O Grilo Capado e a Juriti Donzela.

Certa vez vi alguém dissertar com muito gracejo sobre o conúbio de um Grilo Capado com uma Juriti Donzela.

Preliminarmente, devo dizer que não sei qual o procedimento para capar um grilo.

Deve ser um processo extremamente difícil, no canivete, no laço ou à macete, enquanto praga, tanto que, para eliminar o bicho e seu grito, muitas pessoas utilizam, inseticidas cloradas, uma heresia contra o meio ambiente.

Quanto a Juriti Donzela, o gracejo não é real, afinal igual aos pombos, seus semelhantes, a Juriti põe poucos ovos, dois por vez, não tendo tanta fama de promiscuidade e excesso de lascívia.

Há quem diga, todavia, que tais aves realizam a chamada Cópula Invertida (“Gala Dupla”)

Um dos hábitos mais peculiares da espécie, registrado na WikiAves, é que logo após o macho galar (cruzar com) a fêmea, ela frequentemente inverte os papéis e “gala” o macho; um perigo, se a moda pega!

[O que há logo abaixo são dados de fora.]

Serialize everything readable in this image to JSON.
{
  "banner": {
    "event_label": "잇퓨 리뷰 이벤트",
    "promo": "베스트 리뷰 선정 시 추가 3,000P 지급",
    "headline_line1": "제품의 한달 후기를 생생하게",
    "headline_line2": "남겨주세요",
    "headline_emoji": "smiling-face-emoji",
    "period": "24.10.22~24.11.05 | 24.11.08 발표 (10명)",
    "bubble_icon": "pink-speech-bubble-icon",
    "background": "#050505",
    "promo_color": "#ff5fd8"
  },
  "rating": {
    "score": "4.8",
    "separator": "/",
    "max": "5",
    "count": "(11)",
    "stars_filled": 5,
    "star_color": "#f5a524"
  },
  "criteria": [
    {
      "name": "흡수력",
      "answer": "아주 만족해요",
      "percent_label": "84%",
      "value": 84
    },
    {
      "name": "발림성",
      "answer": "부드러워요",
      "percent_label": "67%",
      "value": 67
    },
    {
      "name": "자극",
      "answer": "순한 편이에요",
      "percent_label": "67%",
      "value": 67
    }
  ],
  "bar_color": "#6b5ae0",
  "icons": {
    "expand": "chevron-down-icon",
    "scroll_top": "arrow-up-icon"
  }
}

Trata-se de um comportamento pós-cópula que gera muita curiosidade em observadores de aves.

Dito isso, a história ouvida por mim, era diferente. Ela falava da dificuldade de reunir um Grilo Capado com uma Juriti Donzela para confeccionar uma mezinha de molde a realizar a cura definitiva de causas  perenes e impossíveis, como as do Brasil, que se teima miúdo embora tenha nascido grande.

Algo inerente à nossa tristeza comum e cotidiana, que bem suscita o riso em pouco pranto, afinal alguém melhor já o disse, e eu repito sem descrença e sem espanto: “Para tirar o Brasil dessa baderna, só quando morcego doar sangue e saci cruzar as pernas!”

Ou Deus tendo muita pena de nossa gente brasileira…

E em vendo tanta besteira entre candidatos lançados  à Presidência da República agora com um propagado jingle recitando; que  “O Cury é a cura”, eu imaginei um conúbio entre um Grilo Capado e uma Juriti Donzela, encarregando o ChatGPT para redigir um texto.

Eis o texto:

O conúbio do grilo capado com a juriti donzela

Há casamentos que se fazem no céu; outros, por manifesta distração da Providência.

Foi assim que se anunciou, numa tarde de verão, o conúbio de um grilo capado com uma juriti donzela.

A notícia causou espécie no matagal.

Não porque faltasse amor — palavra suficientemente elástica para justificar desde guerras homéricas até casamentos inconvenientes —, mas porque ninguém conseguia compreender o proveito daquele consórcio.

O noivo era grilo de boa aparência, casaca preta, maneiras razoáveis e respeitável experiência de vida. Tinha, porém, uma limitação que os amigos, por delicadeza, chamavam de circunstancial e os inimigos, menos cerimoniosos, consideravam definitiva: era capado.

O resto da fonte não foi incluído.